M&A Activity Stalls as Tariff Uncertainty Rocks Tech Market

Riley King

Riley King

April 21, 2025 · 4 min read
M&A Activity Stalls as Tariff Uncertainty Rocks Tech Market

The tech market's M&A activity, which showed promise at the beginning of 2025, has stalled due to the uncertainty surrounding tariffs imposed by the Trump administration. Despite a strong start to the year, with notable deals such as CoreWeave's $1.7 billion acquisition of Weights&Biases and ServiceNow's $2.9 billion acquisition of Moveworks, the market has taken a hit since the tariffs were announced in April.

According to PitchBook data, there were 205 U.S. startup acquisitions in the first quarter of 2025, but the momentum has slowed down significantly since then. The tariffs, which were announced on April 2, have caused tech companies' stock prices to plummet, leading to a state of limbo in the market. A 90-day pause on the tariffs was announced a week later, but the uncertainty has already had a significant impact on M&A activity.

Experts believe that the volatile public market is stalling M&A activity, as large public tech companies, which are typically the most active acquirers, are directly affected by the tariff uncertainty. Their stock prices have taken a hit, and some of their core products or supply chains could face tariff impacts. "The large public companies, they're going to have a really tough time with depressed valuations in their stock," said Kyle Stanford, the director of U.S. venture capital research at PitchBook. "Even if they have cash, they don't want to put it to work in an uncertain market and kind of spook investors."

Another hurdle is the uncertainty around valuations, which has lingered for the past few years. Many late-stage startups are no longer worth their frothy 2021 valuations, but their current worth is not concrete either. "There's a lot of back-and-forth leading to significant uncertainty," said Ronan Kennedy, who leads the capital advisory team for the investment firm B Capital. "Businesses don't want to make a decision when waiting a few days could have led to a different decision" or valuation.

Despite the slowdown, some deals will still get done. Thomas Earnest, a partner at the law firm Mintz, believes that startups that are unable to raise their next round of funding will still need to pursue acquisitions, likely at lower valuations. Well-capitalized AI companies that are private and pumped up with cash are also likely to snap up smaller companies. OpenAI, which just raised a $40 billion funding round, is rumored to be acquiring AI coding startup Windsurf for $3 billion.
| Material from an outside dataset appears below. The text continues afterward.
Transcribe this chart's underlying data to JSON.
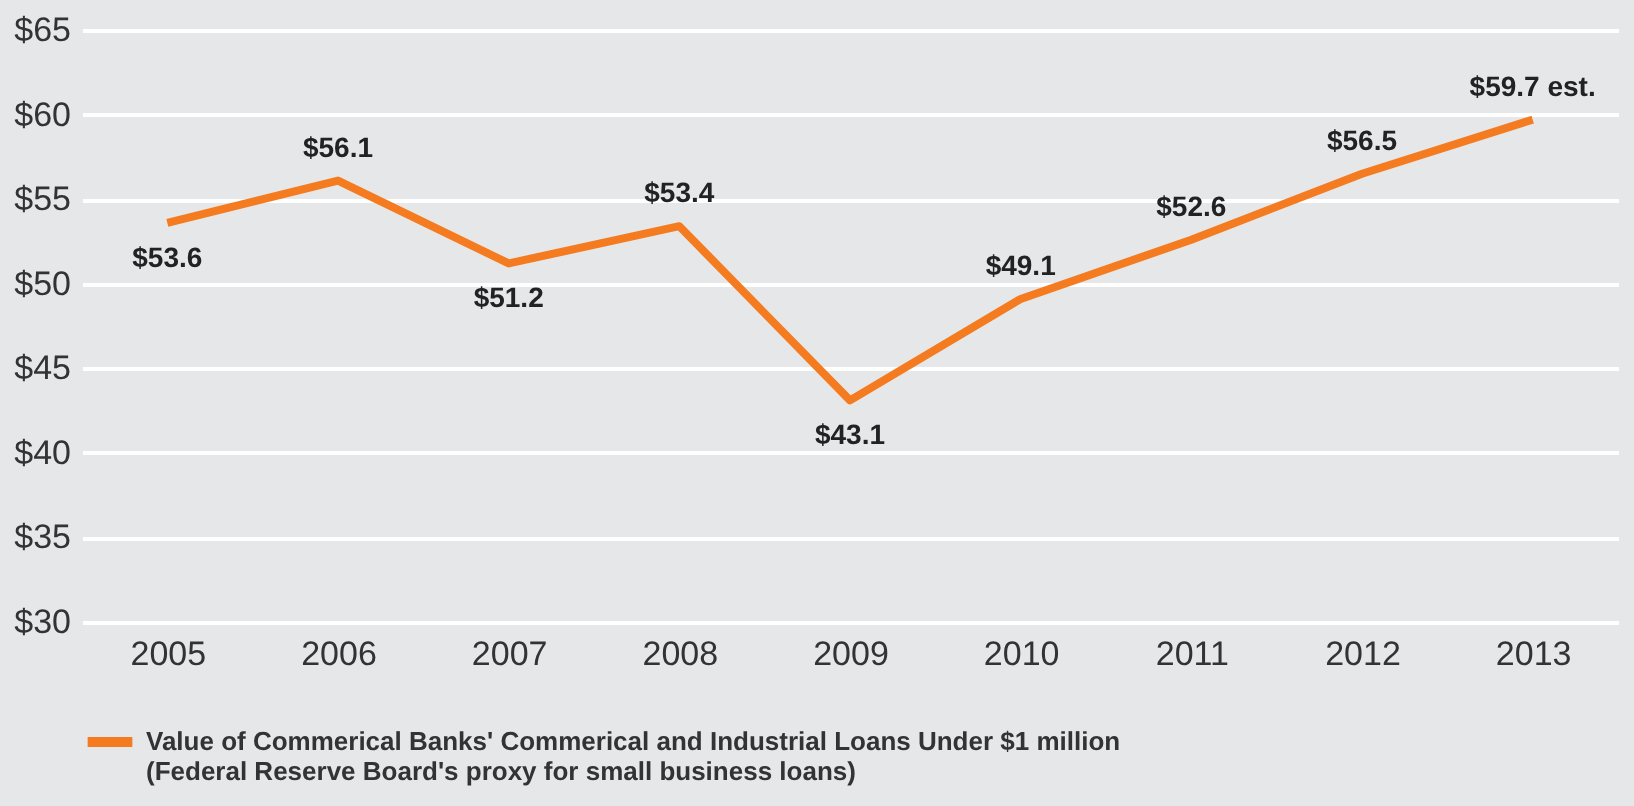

However, the outlook for the rest of the year remains tepid. PitchBook's Stanford fears that the events of the first few weeks of April could have already sidelined M&A activity for the rest of the year. If the tariffs resume in early July or new trade deals are struck in the meantime, it may not matter much. "I think the prospect of a stable 2025 seems pretty low at this point just because of the changes," Stanford said. "We all know how much the news has changed in the past two weeks, what and how small or steep, who's getting exceptions or what's not getting exception. And [it] really creates a lot of uncertainty."

The second quarter is expected to be slow, and the fourth quarter will likely be affected by the end-of-year holiday slowdown. This leaves a tiny window for strong M&A deals to get done. As the market navigates this uncertainty, one thing is clear: the promise of a strong M&A activity in 2025 has been derailed by the tariff uncertainty.